I also wanted to find out about what would happen to existing BlackBerry users and their apps. People invest a large amount of money into apps and it would be frustrating to have to repurchase that app you bought 4 months ago on your BlackBerry 7 device, only to find out you have to repurchase it on your BlackBerry 10 device. Or, even worse, it may not be available on your BlackBerry 10 device. Ultimately the final choice on both of these subjects would be up to individual developers. However, Alec did let me know that RIM has a number of people working to help previous BlackBerry developers get equivalent functionality on the new BlackBerry 10 devices, both directly and via workshops. Unfortunately though, it was confirmed that if an app ran in the background (e.g. utilities such as Meterberry or SixTools), it would not be on BlackBerry 10 at launch. Once the devices have been released, RIM will reassess whether to permit such apps.
I also wanted to know what sort of experience RIM is aiming for with regards to their new devices. Key points are that the devices will be able to be operated one-handed, keeping your other hand free to do other things and allowing you to become truly mobile. The UI is all gestural and the idea of “flow” is core to the experience. RIM also recognizes how important the QWERTY devices are to many existing BlackBerry users, so it was reiterated that RIM is not giving up on QWERTY. Alec also mentioned that RIM has worked hard to learn from previous experiences to find what works and what doesn’t, and they have done their research to figure out what is important to BlackBerry users. They understand that while “BlackBerry People” use their BlackBerry smartphones to work, they also want access to media and games, etc. for their off time.
Finally, we discussed what RIM is doing to ensure that they are getting quality apps on the new BlackBerry 10 platform. The certification program previously mentioned is a carrot, but RIM also has design guidelines available for developers to use. They will also have a whole track at the BlackBerry 10 Jam Americas conference in San Jose, CA this month dedicated to development. Another thing that RIM is really pushing now is to get developers to switch to the Native (C/C++) or HTML5 coding platforms, and indeed, that will be a requirement for the certification program. In addition, for those who currently own a PlayBook, you’ll know that if you check the Newest Apps page in App World, many of the apps listed there are really eBooks. RIM is aware of this issue and is looking at how they can fix this issue, including favoring legitimate apps in listings.
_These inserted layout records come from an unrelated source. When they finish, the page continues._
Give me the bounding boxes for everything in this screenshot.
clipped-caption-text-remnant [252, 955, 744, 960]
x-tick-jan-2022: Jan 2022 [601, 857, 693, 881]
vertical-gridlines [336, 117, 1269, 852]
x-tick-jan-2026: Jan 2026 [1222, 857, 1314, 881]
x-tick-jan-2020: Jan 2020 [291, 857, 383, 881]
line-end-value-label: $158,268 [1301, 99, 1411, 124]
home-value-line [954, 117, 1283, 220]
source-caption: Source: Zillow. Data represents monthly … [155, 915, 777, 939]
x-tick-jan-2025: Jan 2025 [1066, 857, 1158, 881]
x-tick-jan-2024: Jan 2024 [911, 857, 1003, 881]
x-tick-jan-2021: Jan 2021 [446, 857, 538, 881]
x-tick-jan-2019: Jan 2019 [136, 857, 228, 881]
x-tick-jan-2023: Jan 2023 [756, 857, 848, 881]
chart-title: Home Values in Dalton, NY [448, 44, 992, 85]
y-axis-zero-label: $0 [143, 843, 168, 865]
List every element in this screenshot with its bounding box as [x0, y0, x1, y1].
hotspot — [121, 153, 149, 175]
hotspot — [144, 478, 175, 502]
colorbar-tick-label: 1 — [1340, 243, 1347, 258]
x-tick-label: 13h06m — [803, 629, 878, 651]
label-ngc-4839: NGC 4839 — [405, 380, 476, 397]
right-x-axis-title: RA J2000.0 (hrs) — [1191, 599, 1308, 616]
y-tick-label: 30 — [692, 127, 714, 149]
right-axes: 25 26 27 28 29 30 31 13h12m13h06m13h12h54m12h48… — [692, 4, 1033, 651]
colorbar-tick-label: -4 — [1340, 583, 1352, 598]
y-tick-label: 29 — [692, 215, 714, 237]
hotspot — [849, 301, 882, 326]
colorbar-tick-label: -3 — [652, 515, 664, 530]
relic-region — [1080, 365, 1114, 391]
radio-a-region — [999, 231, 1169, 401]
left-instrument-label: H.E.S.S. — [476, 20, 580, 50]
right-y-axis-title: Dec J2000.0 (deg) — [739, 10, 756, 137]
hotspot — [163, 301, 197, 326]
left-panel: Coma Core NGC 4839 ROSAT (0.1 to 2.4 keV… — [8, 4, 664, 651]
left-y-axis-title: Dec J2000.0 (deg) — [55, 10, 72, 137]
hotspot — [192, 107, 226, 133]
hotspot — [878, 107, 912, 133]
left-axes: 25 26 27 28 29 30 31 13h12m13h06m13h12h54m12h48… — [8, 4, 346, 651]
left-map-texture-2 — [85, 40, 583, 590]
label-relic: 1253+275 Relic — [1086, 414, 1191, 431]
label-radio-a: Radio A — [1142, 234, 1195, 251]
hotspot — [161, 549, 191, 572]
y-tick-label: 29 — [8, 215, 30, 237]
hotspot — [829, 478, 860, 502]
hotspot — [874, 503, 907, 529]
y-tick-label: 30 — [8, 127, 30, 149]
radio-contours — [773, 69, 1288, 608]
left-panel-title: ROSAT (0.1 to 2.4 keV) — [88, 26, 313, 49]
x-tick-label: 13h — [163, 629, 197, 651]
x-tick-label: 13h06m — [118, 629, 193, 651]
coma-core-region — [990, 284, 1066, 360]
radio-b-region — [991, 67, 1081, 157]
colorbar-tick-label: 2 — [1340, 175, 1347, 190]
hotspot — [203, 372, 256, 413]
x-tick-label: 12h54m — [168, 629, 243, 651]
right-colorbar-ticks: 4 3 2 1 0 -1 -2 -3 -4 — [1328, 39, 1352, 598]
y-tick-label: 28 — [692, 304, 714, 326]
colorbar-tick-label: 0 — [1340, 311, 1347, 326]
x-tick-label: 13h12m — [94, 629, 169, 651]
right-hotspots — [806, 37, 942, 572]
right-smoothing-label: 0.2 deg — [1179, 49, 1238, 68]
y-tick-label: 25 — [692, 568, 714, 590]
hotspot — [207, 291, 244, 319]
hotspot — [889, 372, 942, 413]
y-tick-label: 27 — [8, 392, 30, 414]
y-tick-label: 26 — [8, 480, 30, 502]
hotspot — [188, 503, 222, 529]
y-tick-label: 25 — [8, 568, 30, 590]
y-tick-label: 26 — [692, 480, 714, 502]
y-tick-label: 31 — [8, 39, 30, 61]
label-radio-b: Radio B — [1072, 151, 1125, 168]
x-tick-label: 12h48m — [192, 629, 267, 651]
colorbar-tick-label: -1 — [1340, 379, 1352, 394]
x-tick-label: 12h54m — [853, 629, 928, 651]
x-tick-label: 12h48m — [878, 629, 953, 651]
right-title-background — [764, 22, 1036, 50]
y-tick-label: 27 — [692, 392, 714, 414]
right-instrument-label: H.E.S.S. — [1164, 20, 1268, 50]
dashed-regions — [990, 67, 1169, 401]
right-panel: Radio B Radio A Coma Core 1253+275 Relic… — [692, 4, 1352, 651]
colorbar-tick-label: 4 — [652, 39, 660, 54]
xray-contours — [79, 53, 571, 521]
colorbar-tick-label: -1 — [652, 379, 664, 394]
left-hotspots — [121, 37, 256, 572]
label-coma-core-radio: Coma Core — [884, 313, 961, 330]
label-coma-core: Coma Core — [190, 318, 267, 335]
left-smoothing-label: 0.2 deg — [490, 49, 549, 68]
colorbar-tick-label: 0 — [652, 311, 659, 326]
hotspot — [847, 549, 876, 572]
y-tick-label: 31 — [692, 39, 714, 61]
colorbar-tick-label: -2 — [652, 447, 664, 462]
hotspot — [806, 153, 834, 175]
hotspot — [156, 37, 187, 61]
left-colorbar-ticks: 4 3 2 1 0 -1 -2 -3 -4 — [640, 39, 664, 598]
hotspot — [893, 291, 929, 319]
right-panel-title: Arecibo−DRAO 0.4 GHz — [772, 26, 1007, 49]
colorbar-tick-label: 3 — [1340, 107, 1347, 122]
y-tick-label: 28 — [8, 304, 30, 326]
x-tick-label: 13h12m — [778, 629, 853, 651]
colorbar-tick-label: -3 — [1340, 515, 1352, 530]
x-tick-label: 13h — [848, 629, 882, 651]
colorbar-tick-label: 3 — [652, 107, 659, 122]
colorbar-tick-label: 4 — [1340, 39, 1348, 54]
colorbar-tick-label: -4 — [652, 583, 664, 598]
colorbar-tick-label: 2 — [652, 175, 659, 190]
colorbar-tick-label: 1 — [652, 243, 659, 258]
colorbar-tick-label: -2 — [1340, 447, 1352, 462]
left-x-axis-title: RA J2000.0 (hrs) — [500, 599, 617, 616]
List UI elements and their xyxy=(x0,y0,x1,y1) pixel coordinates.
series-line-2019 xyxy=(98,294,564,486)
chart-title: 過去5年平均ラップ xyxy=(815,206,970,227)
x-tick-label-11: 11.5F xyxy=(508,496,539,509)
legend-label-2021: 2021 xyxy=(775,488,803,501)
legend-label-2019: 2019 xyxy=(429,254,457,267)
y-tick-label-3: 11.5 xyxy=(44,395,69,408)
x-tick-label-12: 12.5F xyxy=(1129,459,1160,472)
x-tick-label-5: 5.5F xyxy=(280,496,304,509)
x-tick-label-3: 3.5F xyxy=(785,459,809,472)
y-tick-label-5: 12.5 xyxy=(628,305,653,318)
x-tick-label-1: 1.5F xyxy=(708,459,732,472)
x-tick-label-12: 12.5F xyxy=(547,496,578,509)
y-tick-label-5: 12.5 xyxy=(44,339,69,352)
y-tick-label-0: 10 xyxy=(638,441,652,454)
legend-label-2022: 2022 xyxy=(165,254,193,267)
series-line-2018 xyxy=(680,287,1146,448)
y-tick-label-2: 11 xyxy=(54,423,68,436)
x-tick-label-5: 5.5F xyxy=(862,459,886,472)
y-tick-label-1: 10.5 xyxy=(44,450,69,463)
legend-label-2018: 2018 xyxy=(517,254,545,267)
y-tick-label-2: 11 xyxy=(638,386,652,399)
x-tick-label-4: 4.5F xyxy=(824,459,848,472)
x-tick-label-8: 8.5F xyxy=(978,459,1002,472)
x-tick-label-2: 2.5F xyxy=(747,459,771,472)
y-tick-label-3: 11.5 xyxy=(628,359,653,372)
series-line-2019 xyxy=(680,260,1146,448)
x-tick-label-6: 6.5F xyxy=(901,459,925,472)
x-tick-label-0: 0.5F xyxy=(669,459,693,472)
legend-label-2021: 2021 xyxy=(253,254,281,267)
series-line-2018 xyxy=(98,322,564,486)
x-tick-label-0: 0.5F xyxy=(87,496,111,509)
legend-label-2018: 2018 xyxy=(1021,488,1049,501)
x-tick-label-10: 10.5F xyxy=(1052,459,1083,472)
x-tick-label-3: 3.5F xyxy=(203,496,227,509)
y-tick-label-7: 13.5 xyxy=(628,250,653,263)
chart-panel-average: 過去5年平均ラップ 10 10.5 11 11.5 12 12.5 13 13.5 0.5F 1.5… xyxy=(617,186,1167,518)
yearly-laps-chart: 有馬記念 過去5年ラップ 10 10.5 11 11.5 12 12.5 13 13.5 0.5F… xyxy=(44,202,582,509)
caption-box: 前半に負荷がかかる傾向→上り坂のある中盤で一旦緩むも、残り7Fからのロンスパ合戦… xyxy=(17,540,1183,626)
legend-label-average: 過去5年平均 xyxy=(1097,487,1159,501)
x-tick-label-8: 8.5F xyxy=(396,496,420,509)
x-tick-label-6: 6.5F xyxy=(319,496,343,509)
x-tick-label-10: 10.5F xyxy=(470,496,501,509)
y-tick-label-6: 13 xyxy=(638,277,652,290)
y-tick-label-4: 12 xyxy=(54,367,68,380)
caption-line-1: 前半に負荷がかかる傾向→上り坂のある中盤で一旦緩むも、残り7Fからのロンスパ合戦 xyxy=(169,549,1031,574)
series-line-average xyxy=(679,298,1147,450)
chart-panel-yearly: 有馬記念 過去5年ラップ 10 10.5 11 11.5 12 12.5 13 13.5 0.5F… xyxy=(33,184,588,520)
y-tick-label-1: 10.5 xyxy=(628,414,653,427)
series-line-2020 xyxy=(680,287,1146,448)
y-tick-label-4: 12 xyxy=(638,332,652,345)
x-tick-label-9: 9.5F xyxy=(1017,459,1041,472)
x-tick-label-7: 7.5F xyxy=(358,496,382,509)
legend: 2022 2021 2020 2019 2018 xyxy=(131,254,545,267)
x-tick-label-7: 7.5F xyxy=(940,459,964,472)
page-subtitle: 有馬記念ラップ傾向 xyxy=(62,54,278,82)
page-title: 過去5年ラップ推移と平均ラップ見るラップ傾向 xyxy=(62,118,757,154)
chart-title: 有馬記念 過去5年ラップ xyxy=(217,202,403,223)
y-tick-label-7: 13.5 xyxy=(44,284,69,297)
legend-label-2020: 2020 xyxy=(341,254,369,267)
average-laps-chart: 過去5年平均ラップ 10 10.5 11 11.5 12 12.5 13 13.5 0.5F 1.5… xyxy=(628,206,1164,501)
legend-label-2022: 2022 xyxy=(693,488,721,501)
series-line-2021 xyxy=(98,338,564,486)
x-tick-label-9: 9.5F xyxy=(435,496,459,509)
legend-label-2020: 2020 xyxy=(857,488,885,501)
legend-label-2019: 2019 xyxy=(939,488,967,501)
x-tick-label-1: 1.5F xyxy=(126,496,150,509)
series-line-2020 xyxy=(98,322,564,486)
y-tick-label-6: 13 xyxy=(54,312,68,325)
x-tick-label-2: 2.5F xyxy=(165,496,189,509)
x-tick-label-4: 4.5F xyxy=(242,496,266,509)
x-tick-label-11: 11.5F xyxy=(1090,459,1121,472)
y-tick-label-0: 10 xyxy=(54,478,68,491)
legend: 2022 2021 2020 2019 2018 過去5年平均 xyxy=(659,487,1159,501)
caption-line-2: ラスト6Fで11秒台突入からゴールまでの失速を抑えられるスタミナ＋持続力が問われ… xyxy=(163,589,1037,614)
While at the meeting, I also spoke with a number of different developers about their impressions and the general consensus is that they came away impressed and were optimistic about the future of BlackBerry 10. Those developers who have developed for BlackBerry products in the past are amongst those who have a much greatest appreciation for these efforts. In the past, they felt that they were completely on their own when it came to developing apps for the older OS versions. Now, they actually feel like if they need help they can get it. And this has led to a lot of excitement about developing for BlackBerry 10, which is excellent as it means that we should have lots of apps when the new platform is released early next year!
All in all, I walked away from the day satisfied with what I heard. RIM has an uphill battle ahead bringing former BlackBerry faithful back into the fold, but from everything I’ve seen and heard so far, it looks like the BlackBerry brand has a real chance to come back with a vengeance. And ultimately, for Canadians who want to support Canadian companies, this is good news. Now, for the hard part… to wait for these devices to come out next year.